Ma per capire veramente la posta in gioco, vale la pena di prendere in considerazione due libri in uscita sugli ultimi 50 anni di storia economica: Transaction Man di Nicholas Lemann e The Economists’ Hour di Binyamin Appelbaum. 

Un’ottima recensione dei libri si può trovare sull’ultimo numero di “Atlantic”. Un estratto dal libro di Lemann è una lettura avvincente.

Certamente, è facile mettere in discussione la sincerità dei CEO che firmano la dichiarazione e la loro reale disponibilità a mettere in atto il cambiamento. 

Innanzitutto, non si prende in considerazione il loro vertiginoso livello di retribuzione e di come ciò abbia danneggiato la credibilità delle aziende americane. 

I numeri sono sconcertanti e forniscono una mappa fedele della spinta a massimizzare i profitti degli azionisti alla fine degli anni 1970; dal 1978 al 2018 la retribuzione dei CEO è cresciuta del 940 per cento mentre quella del lavoratore medio è aumentata del 12 per cento

Quindi, sì, i CEO hanno massimizzato qualcosa, ma non necessariamente il valore per gli azionisti.

Tuttavia, la scelta di massimizzare i profitti degli azionisti ha segnato anche l’inizio della morte della ricerca e sviluppo aziendale, o almeno il tipo di ricerca scientifica che era comune negli anni 1960 e 1970 (pdf).

I profitti a breve termine non avevano spazio in questo tipo di investimenti e oggi soffriamo di questa mancanza di ricerca aziendale.

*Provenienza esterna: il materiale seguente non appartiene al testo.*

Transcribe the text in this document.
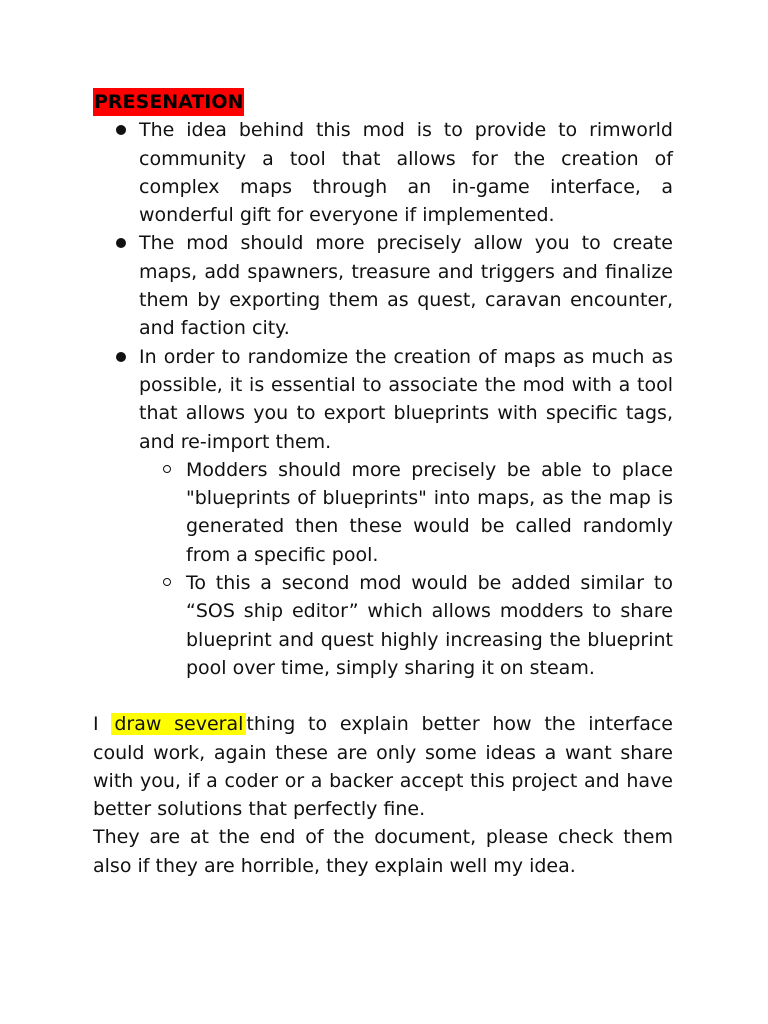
PRESENATION
The idea behind this mod is to provide to rimworld community a tool that allows for the creation of complex maps through an in-game interface, a wonderful gift for everyone if implemented.
The mod should more precisely allow you to create maps, add spawners, treasure and triggers and finalize them by exporting them as quest, caravan encounter, and faction city.
In order to randomize the creation of maps as much as possible, it is essential to associate the mod with a tool that allows you to export blueprints with specific tags, and re-import them.
Modders should more precisely be able to place "blueprints of blueprints" into maps, as the map is generated then these would be called randomly from a specific pool.
To this a second mod would be added similar to “SOS ship editor” which allows modders to share blueprint and quest highly increasing the blueprint pool over time, simply sharing it on steam.

I draw several thing to explain better how the interface could work, again these are only some ideas a want share with you, if a coder or a backer accept this project and have better solutions that perfectly fine.

They are at the end of the document, please check them also if they are horrible, they explain well my idea.
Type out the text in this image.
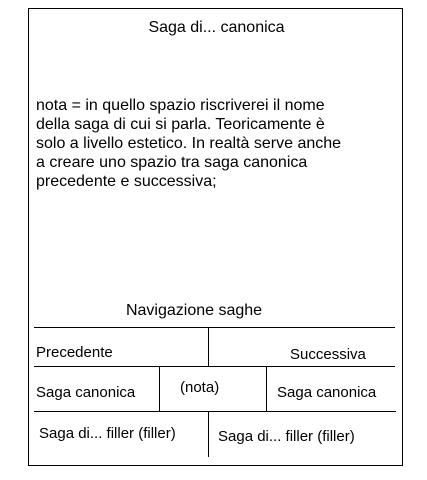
Saga di... canonica
nota = in quello spazio riscriverei il nome
della saga di cui si parla. Teoricamente è
solo a livello estetico. In realtà serve anche
a creare uno spazio tra saga canonica
precedente e successiva;
Navigazione saghe
Precedente	Successiva
Saga canonica	(nota)	Saga canonica
Saga di... filler (filler)	Saga di... filler (filler)
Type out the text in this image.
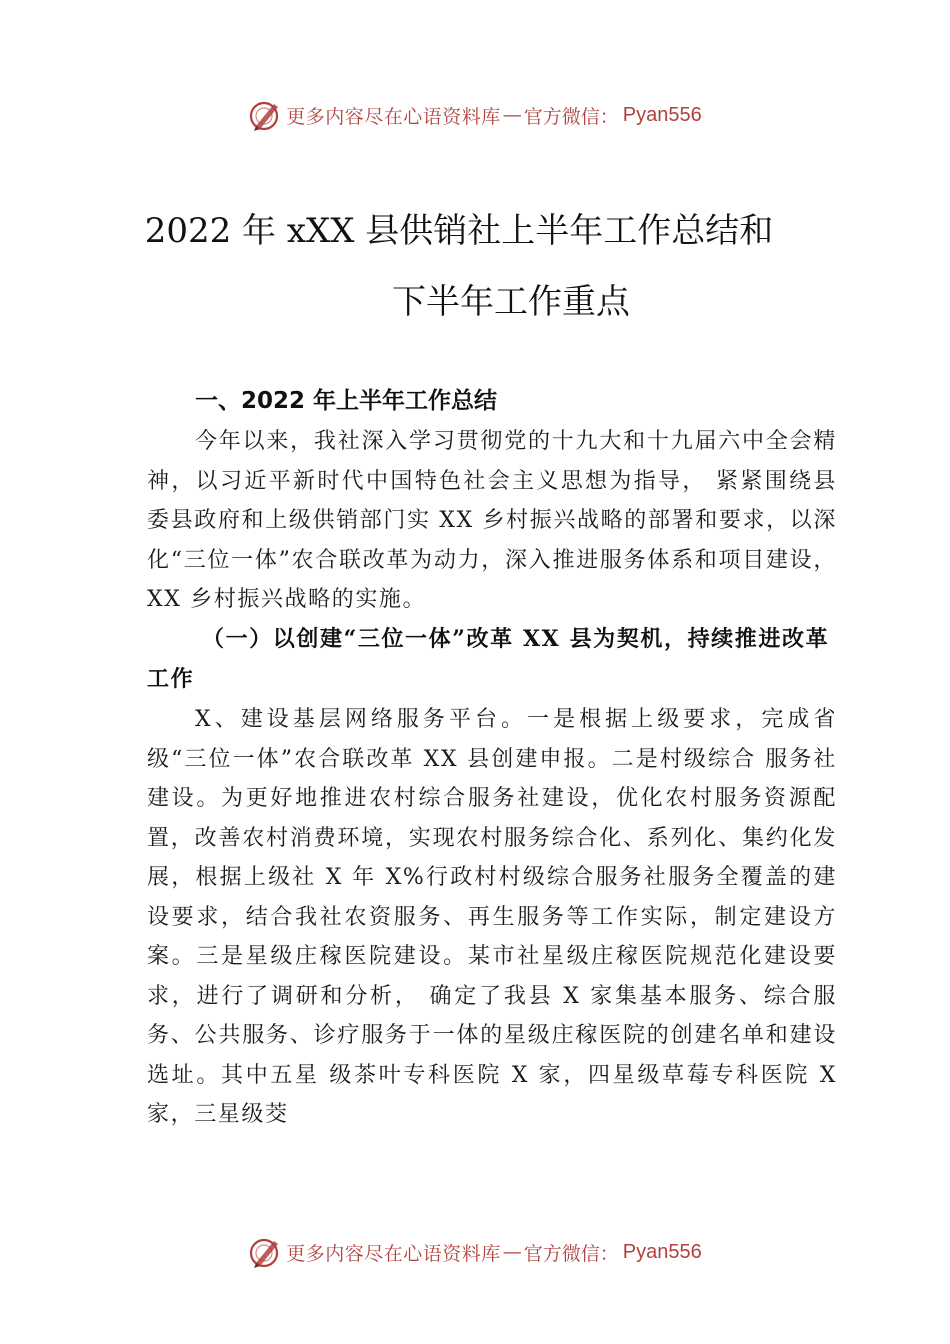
更多内容尽在心语资料库 — 官方微信： Pyan556
2022 年 xXX 县供销社上半年工作总结和
下半年工作重点
一、2022 年上半年工作总结
今年以来，我社深入学习贯彻党的十九大和十九届六中全会精神，以习近平新时代中国特色社会主义思想为指导， 紧紧围绕县委县政府和上级供销部门实 XX 乡村振兴战略的部署和要求，以深化“三位一体”农合联改革为动力，深入推进服务体系和项目建设，XX 乡村振兴战略的实施。
（一）以创建“三位一体”改革 XX 县为契机，持续推进改革工作
X、建设基层网络服务平台。一是根据上级要求，完成省级“三位一体”农合联改革 XX 县创建申报。二是村级综合 服务社建设。为更好地推进农村综合服务社建设，优化农村服务资源配置，改善农村消费环境，实现农村服务综合化、系列化、集约化发展，根据上级社 X 年 X%行政村村级综合服务社服务全覆盖的建设要求，结合我社农资服务、再生服务等工作实际，制定建设方案。三是星级庄稼医院建设。某市社星级庄稼医院规范化建设要求，进行了调研和分析， 确定了我县 X 家集基本服务、综合服务、公共服务、诊疗服务于一体的星级庄稼医院的创建名单和建设选址。其中五星 级茶叶专科医院 X 家，四星级草莓专科医院 X 家，三星级茭
更多内容尽在心语资料库 — 官方微信： Pyan556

Vedremo se il nuovo impegno a “generare valore a lungo termine” ridarà slancio anche gli investimenti in ricerca e sviluppo. Finora, non si vedono segnali concreti di questo cambiamento.

È interessante notare, infine, che una delle ultime grandi aziende a promuovere la ricerca scientifica è stata GE. Purtroppo il suo CEO, anche se membro della Business Roundtable, non ha firmato la recente dichiarazione.